Many efforts have been made recently to gather a comprehensive DO dataset and to diagnose the global DO inventory from historical datasets (e.g., Schmitdko et al., 2017; Helm et al., 2011; Ito et al., 2017). However, the interannual and regional DO variability and driving mechanisms, especially those associated with ocean ventilation (Helm et al., 2011; Portela et al., 2020b), suffer from large uncertainties due to a lack of dedicated and sustained observing systems (Levin, 2018; Oschlies et al., 2018). Consequently, at the regional scales, the modes of natural ocean variability need to be identified better, as they can obscure the long-term anthropogenic oxygen trends (e.g., Stramma et al., 2020; Stramma and Schmidtko, 2021; Feucher et al., 2022).

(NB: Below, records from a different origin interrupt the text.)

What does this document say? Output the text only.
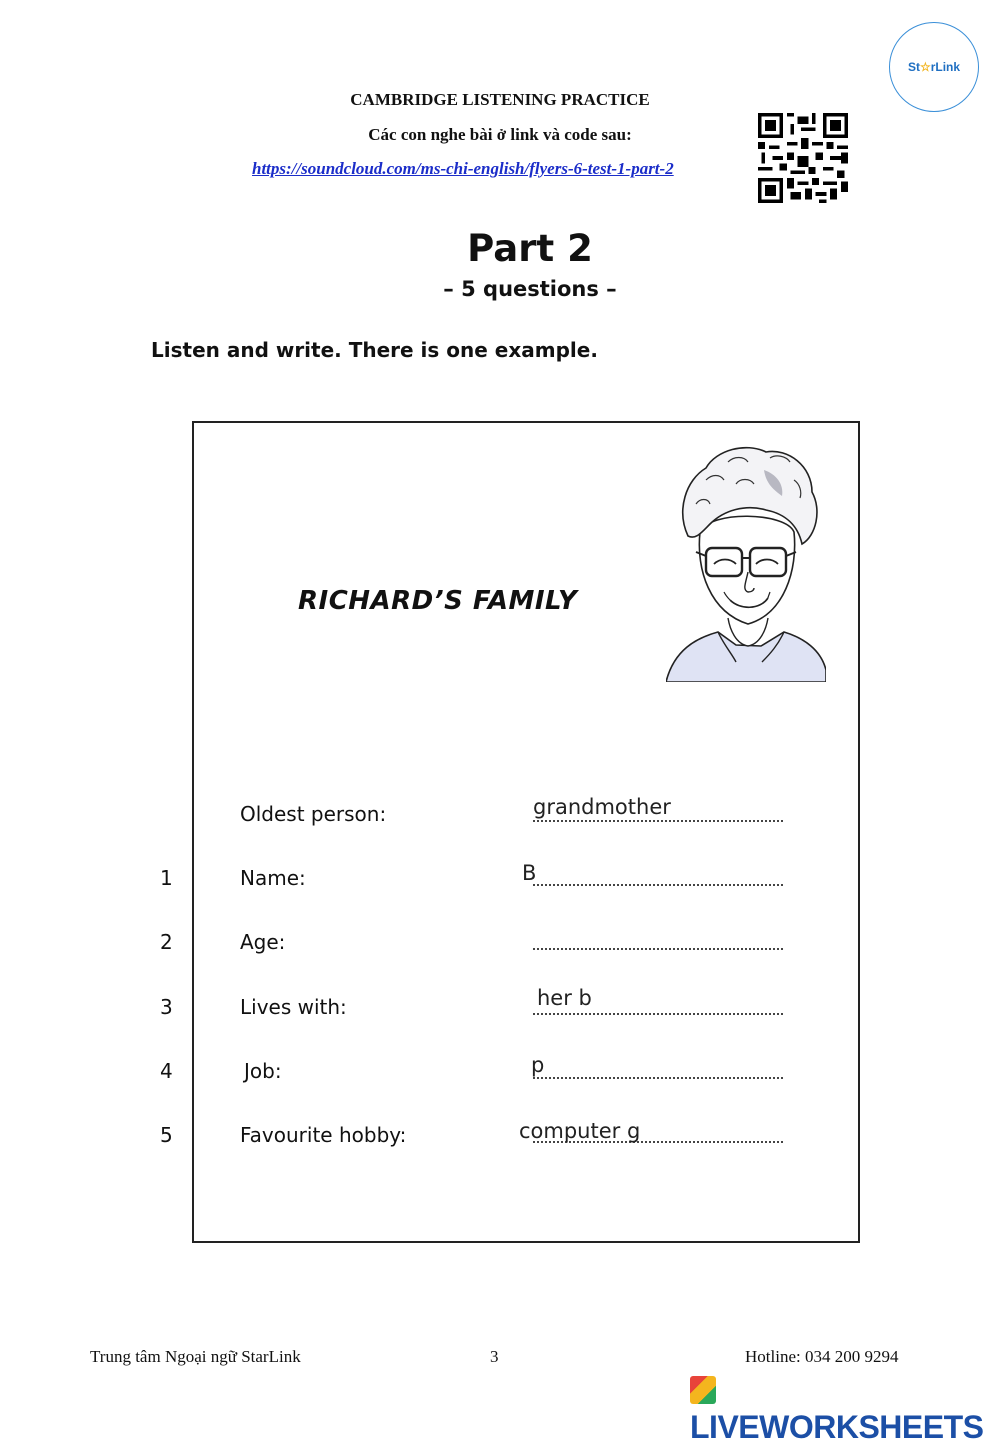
St ☆ rLink
CAMBRIDGE LISTENING PRACTICE
Các con nghe bài ở link và code sau:
https://soundcloud.com/ms-chi-english/flyers-6-test-1-part-2
Part 2
– 5 questions –
Listen and write. There is one example.
RICHARD’S FAMILY
Oldest person:	grandmother
1	Name:	B
2	Age:
3	Lives with:	her b
4	Job:	p
5	Favourite hobby:	computer g
Trung tâm Ngoại ngữ StarLink	3	Hotline: 034 200 9294
LIVEWORKSHEETS
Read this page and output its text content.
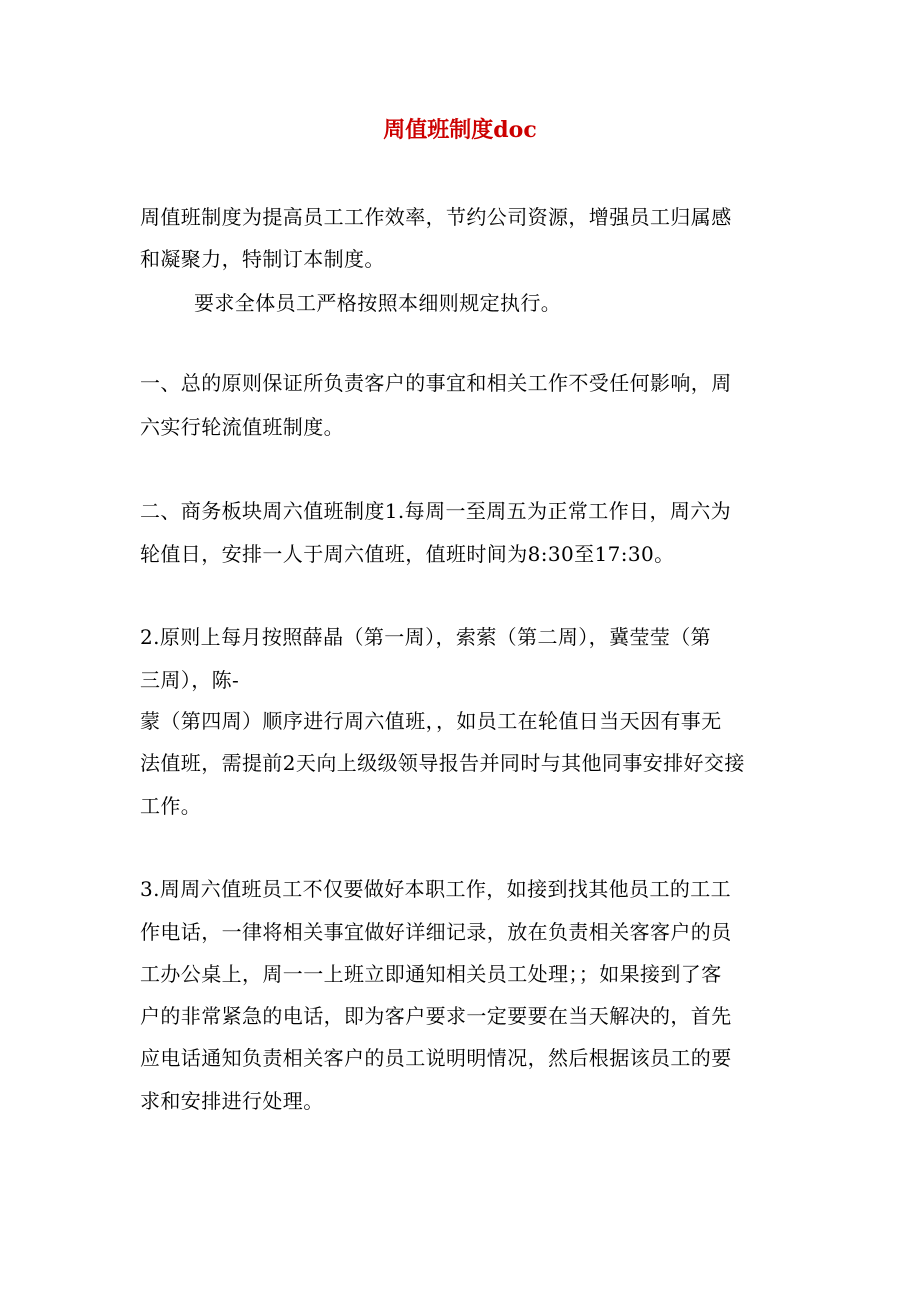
周值班制度doc
周值班制度为提高员工工作效率，节约公司资源，增强员工归属感
和凝聚力，特制订本制度。
要求全体员工严格按照本细则规定执行。
一、总的原则保证所负责客户的事宜和相关工作不受任何影响，周
六实行轮流值班制度。
二、商务板块周六值班制度1.每周一至周五为正常工作日，周六为
轮值日，安排一人于周六值班，值班时间为8:30至17:30。
2.原则上每月按照薛晶（第一周），索萦（第二周），冀莹莹（第
三周），陈-
蒙（第四周）顺序进行周六值班，，如员工在轮值日当天因有事无
法值班，需提前2天向上级级领导报告并同时与其他同事安排好交接
工作。
3.周周六值班员工不仅要做好本职工作，如接到找其他员工的工工
作电话，一律将相关事宜做好详细记录，放在负责相关客客户的员
工办公桌上，周一一上班立即通知相关员工处理；；如果接到了客
户的非常紧急的电话，即为客户要求一定要要在当天解决的，首先
应电话通知负责相关客户的员工说明明情况，然后根据该员工的要
求和安排进行处理。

Since 2005, the development of the BGC-Argo mission collecting biogeochemical parameters such as DO (Claustre et al., 2020; Roemmich et al., 2019) from Argo floats has provided more than 150 000 quality-controlled profiles (Thierry and Bittig, 2021; Maurer et al., 2021). Although still sparse at the global scale, the coverage of the Argo DO time series allows the seasonal-to-interannual DO variability at the regional scale to be resolved. In some key regions, such as the North Atlantic subtropical and subpolar gyres, this new dataset has already improved our understanding of the physical drivers of regional DO variability (e.g., Billheimer et al., 2021; Feucher et al., 2022; Tjiputra et al., 2018). Thus, sustained and consistent further observations are needed to monitor the oxygen regional and interannual variability and to disentangle the long-term anthropogenic trends from natural variability (Levin, 2018). Also, beyond the warming-induced ocean deoxygenation, the crucial role of ventilation change in the amplification or attenuation of deoxygenation should be addressed at the regional and interannual timescales.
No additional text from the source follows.